Im Wirbel der lautstarken Proteste versuchte Lang mit ruhigen Worten klarzumachen, was eine Abtreibung tatsächlich bedeute: "Jede einzelne Abtreibung ist der Tod eines ungeborenen Kindes, eines Kindes, das lebt, das selbst fühlt - und mit seiner Mutter mitfühlt, und dessen Herz bereits schlägt. Für viele Mütter bedeutet die Abtreibung ihres Kindes eine Wunde in ihrem Leben, die nie wieder völlig verheilen wird."

Mit Parolen, wie "Abtreibung ist Frauenrecht, bei pro life da wird uns schlecht" versuchten etwa 50 Gegendemonstranten auf sich aufmerksam zu machen. Ein Spruch wirkte angesichts der vielen Kinder, die mit Kerzen und leuchtenden Augen stumm für ihre jüngeren Schwestern und Brüder eintraten, der Realität besonders fern: "Schaut euch die Pro-Lifer an, schlimmer als die Taliban". Von weitem war sichtbar, welche Seite der Kundgebung die Friedliche war, und welche dagegen Sprechchöre und Hassparolen notwendig hatte, um sich Gehör zu verschaffen.

Das viel zitierte Transparent mit der Aufschrift "Hätte Maria abgetrieben, wärt ihr uns erspart geblieben" wurde wieder präsentiert. Als eine Mitarbeiterin die Transparentträger fragte, welcher Organisation sie angehörten, verweigerten ihr diese die Auskunft. Anwesend waren in dieser gemeinsamen Versammlung die Grünen (vertreten durch die Salzburger Landtagsabgeordnete Heidi Reiter), die Österreichische Hochschülerschaft (ÖH), die Sozialistische Linkspartei (SLP) sowie das Salzburger Sozialforum (Aufruf von Birgit Buchinger, Ullrike Gschwandtner und Anna Stiftinger). Die Salzburger SPÖ hatte sich kurzfristig von diesen UnterstützerInnen öffentlich distanziert.
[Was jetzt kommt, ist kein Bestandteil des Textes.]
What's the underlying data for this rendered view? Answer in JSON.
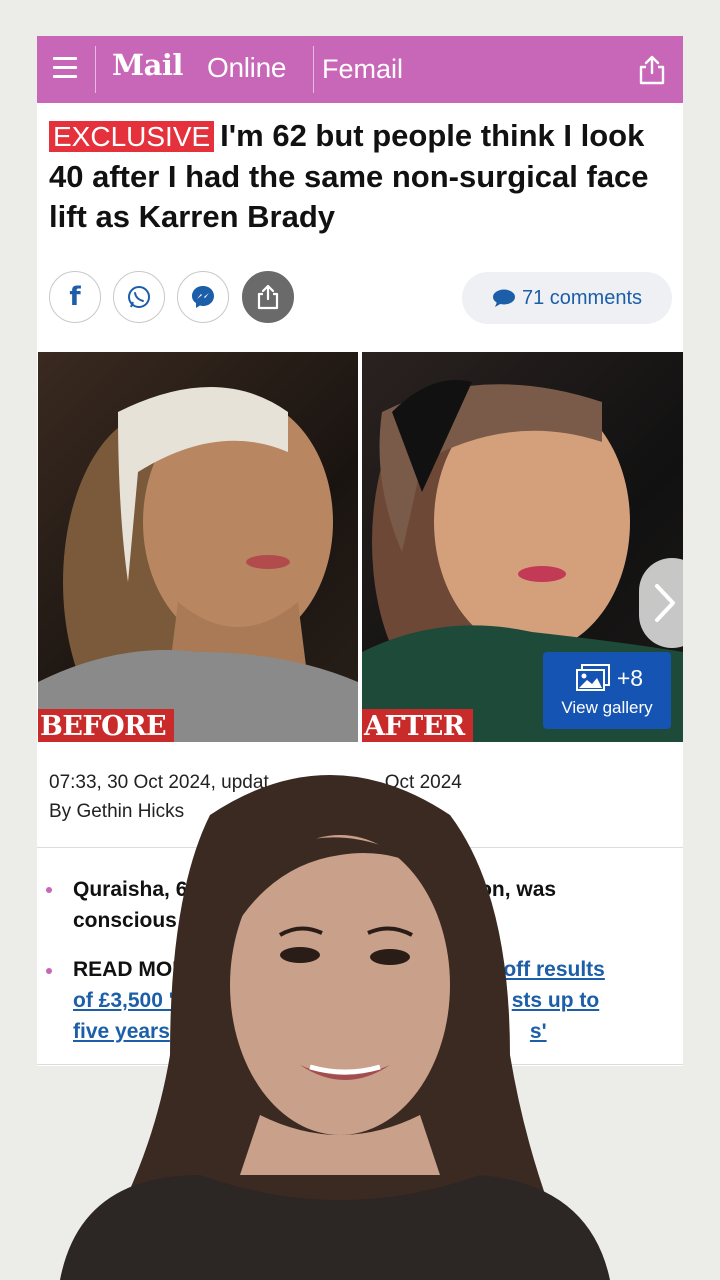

"Wer kann heutzutage ernsthaft noch glauben, dass Abtreibung irgendein Problem löst?" fragt DI Martin Minkowitsch die Gegendemonstranten in seiner Rede, "diese Anschauung ist ewig gestrig! Wir sollten aus den letzten 30 Jahren gelernt haben wozu ein Unrecht in der Gesellschaft führt. Was ist der Mensch, dass wir über ihn nach Willkür verfügen wollen? Deshalb sind wir heute hierher gekommen: Wir wollen die schwächsten Mitglieder unserer Gesellschaft nicht der Willkür der Stärkeren überlassen, wir wollen einen echten Fortschritt einfordern, der menschliches Leben in allen Phasen schützt. Wir wollen Kinder wieder lachen sehen!" Minkowitsch schloss mit dem folgenden Spruch, welcher für Christen, für Verteidiger des Lebens, ja für alle Menschen guten Willens eine tiefgründige Wahrheit enthält: "WIR HABEN NIE DAS RECHT DIE HOFFNUNG ZU VERLIEREN!"

Zum Abschluss der Kundgebung fand in der Müllner Kirche eine Hl. Messe mit Weihbischof Laun statt.